Well,your “explaining” started way off-based and uninformed. Especially when you blatantly state that powerlifting makes your muscles slow. Not a sign of making a good case for your argument. But to the bigger issue of your argument:

Powerlifting(on its own<----key statement) has its shortcomings and is not a means to an end. I know we agree on that. BUT you opened up Pandora’s Box by stating that bodybuilding type training is BETTER THAN powerlifting. The resounding point you’re trying to make is that powerlifting is bad for fighters…even as you neglect the obvious assumption that lifting heavy weights is only a part of a fighter’s strength/conditioning.


#16

God damn you fucking suck xxxwtfxxx.


#17

LOL. Powerlifting makes you slow? Are you fucking kidding? I mean, don’t get me wrong powerlifters ain’t gonna win any track meets but EXPLOSIVE strength is one of the benefits of powerlifting because they train for bar speed. Look at football players especially linemen. They are explosive more than they are “slow”. And if you think they train like bodybuilders and isolate the shit out of their muscles, then your research is fucked up buddy.


#18

[quote]B.L.U. Ninja wrote:
LOL. Powerlifting makes you slow? Are you fucking kidding? I mean, don’t get me wrong powerlifters ain’t gonna win any track meets but EXPLOSIVE strength is one of the benefits of powerlifting because they train for bar speed. Look at football players especially linemen. They are explosive more than they are “slow”. And if you think they train like bodybuilders and isolate the shit out of their muscles, then your research is fucked up buddy.[/quote]

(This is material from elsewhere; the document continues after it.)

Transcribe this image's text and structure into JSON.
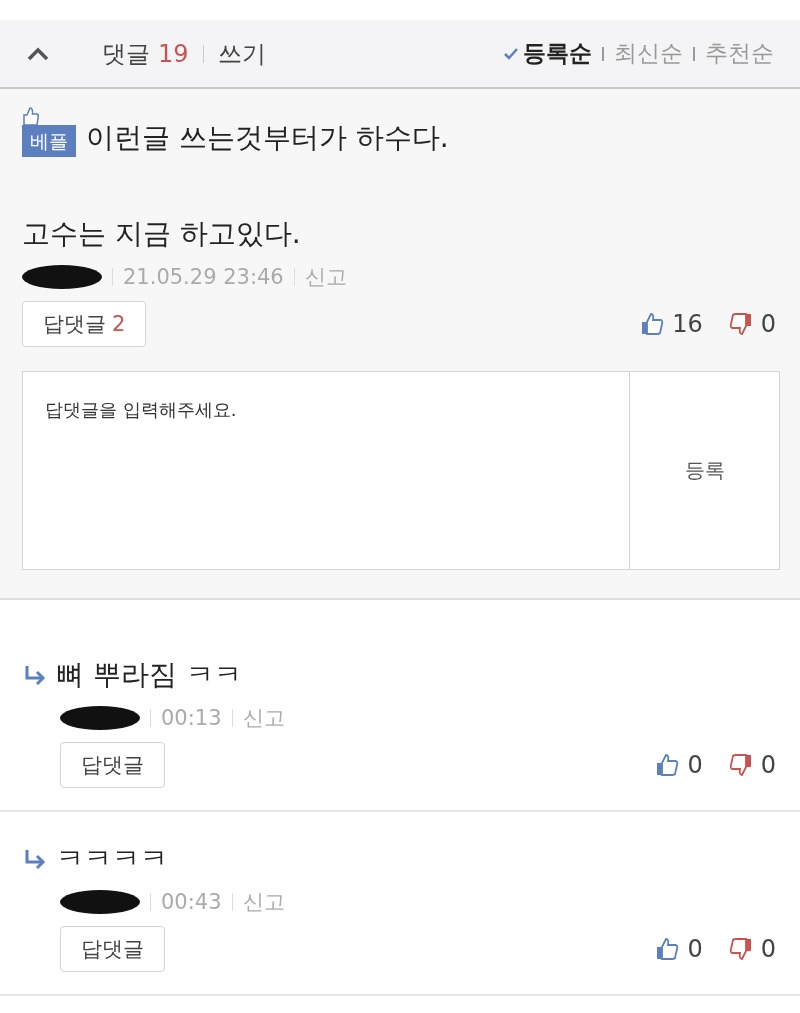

b.s kid…powerlifters are not explosive on the majority there are ones that are tought powerlifters dont have explosive strength they have just max effort strength i would like to see a powerlifter clean and snatch (almost purely explosive movment) as much as weight lifters do which will never happen you need to read about the diffrent strength types there are b4 you randomly name it EXPLOSIVE.


#19

Explosive Power
Rarely is an athlete required to produce a singular maximal effort in their sport. With the exception of powerlifting, most sports require movements that are much more rapid and demand a higher power output than is generated during maximal lifts (5,6). So while maximal strength training lays an important foundation increasing the potential for additional power development, if there is no conversion of this strength into sport-specific power, the program as a whole is much less effective.

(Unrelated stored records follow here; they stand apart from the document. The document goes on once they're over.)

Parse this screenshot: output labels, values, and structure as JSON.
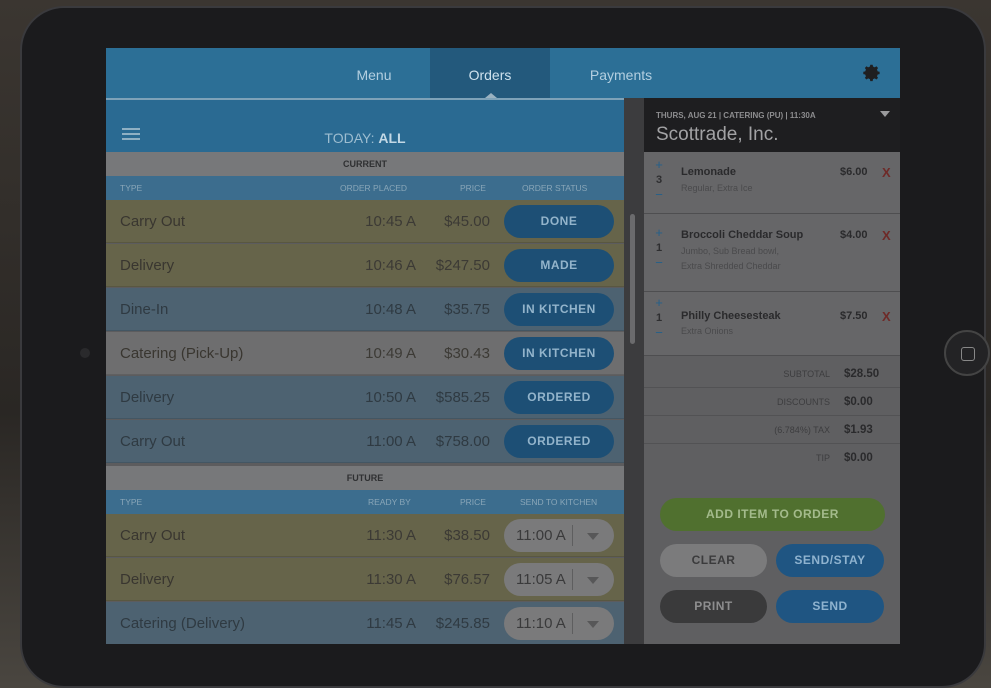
{
  "nav": {
    "tabs": [
      {
        "label": "Menu"
      },
      {
        "label": "Orders"
      },
      {
        "label": "Payments"
      }
    ]
  },
  "orders": {
    "header": {
      "today_prefix": "TODAY:",
      "today_value": "ALL"
    },
    "current": {
      "section_label": "CURRENT",
      "columns": {
        "type": "TYPE",
        "placed": "ORDER PLACED",
        "price": "PRICE",
        "status": "ORDER STATUS"
      },
      "rows": [
        {
          "type": "Carry Out",
          "time": "10:45 A",
          "price": "$45.00",
          "status": "DONE"
        },
        {
          "type": "Delivery",
          "time": "10:46 A",
          "price": "$247.50",
          "status": "MADE"
        },
        {
          "type": "Dine-In",
          "time": "10:48 A",
          "price": "$35.75",
          "status": "IN KITCHEN"
        },
        {
          "type": "Catering (Pick-Up)",
          "time": "10:49 A",
          "price": "$30.43",
          "status": "IN KITCHEN"
        },
        {
          "type": "Delivery",
          "time": "10:50 A",
          "price": "$585.25",
          "status": "ORDERED"
        },
        {
          "type": "Carry Out",
          "time": "11:00 A",
          "price": "$758.00",
          "status": "ORDERED"
        }
      ]
    },
    "future": {
      "section_label": "FUTURE",
      "columns": {
        "type": "TYPE",
        "ready": "READY BY",
        "price": "PRICE",
        "send": "SEND TO KITCHEN"
      },
      "rows": [
        {
          "type": "Carry Out",
          "time": "11:30 A",
          "price": "$38.50",
          "send": "11:00 A"
        },
        {
          "type": "Delivery",
          "time": "11:30 A",
          "price": "$76.57",
          "send": "11:05 A"
        },
        {
          "type": "Catering (Delivery)",
          "time": "11:45 A",
          "price": "$245.85",
          "send": "11:10 A"
        }
      ]
    }
  },
  "ticket": {
    "meta": "THURS, AUG 21 | CATERING (PU) | 11:30A",
    "customer": "Scottrade, Inc.",
    "items": [
      {
        "qty": "3",
        "name": "Lemonade",
        "mods": [
          "Regular, Extra Ice"
        ],
        "price": "$6.00"
      },
      {
        "qty": "1",
        "name": "Broccoli Cheddar Soup",
        "mods": [
          "Jumbo, Sub Bread bowl,",
          "Extra Shredded Cheddar"
        ],
        "price": "$4.00"
      },
      {
        "qty": "1",
        "name": "Philly Cheesesteak",
        "mods": [
          "Extra Onions"
        ],
        "price": "$7.50"
      }
    ],
    "totals": [
      {
        "label": "SUBTOTAL",
        "value": "$28.50"
      },
      {
        "label": "DISCOUNTS",
        "value": "$0.00"
      },
      {
        "label": "(6.784%) TAX",
        "value": "$1.93"
      },
      {
        "label": "TIP",
        "value": "$0.00"
      }
    ],
    "buttons": {
      "add_item": "ADD ITEM TO ORDER",
      "clear": "CLEAR",
      "send_stay": "SEND/STAY",
      "print": "PRINT",
      "send": "SEND"
    },
    "remove_glyph": "X",
    "plus_glyph": "+",
    "minus_glyph": "−"
  },
  "colors": {
    "nav_bar": "#2c6f96",
    "status_pill": "#1d4f75",
    "carry_out_row": "#66644a",
    "dine_in_row": "#4d6271",
    "add_item_green": "#50702f",
    "remove_red": "#6e2a28"
  },
  "icons": {
    "settings": "gear-icon",
    "menu": "hamburger-icon",
    "dropdown": "chevron-down-icon"
  }
}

An athlete can be exceptionally strong but lack substantial power due to an inability to contract muscle quickly. Power training is used to improve the rate of force production and a range of methods such as plyometrics can be employed to convert maximal strength into explosive power.

^^^ real meaning


#20

[quote]PB Andy wrote:
God damn you fucking suck xxxwtfxxx.[/quote]

lol i respect the armed forces so im not gonna say anything to you.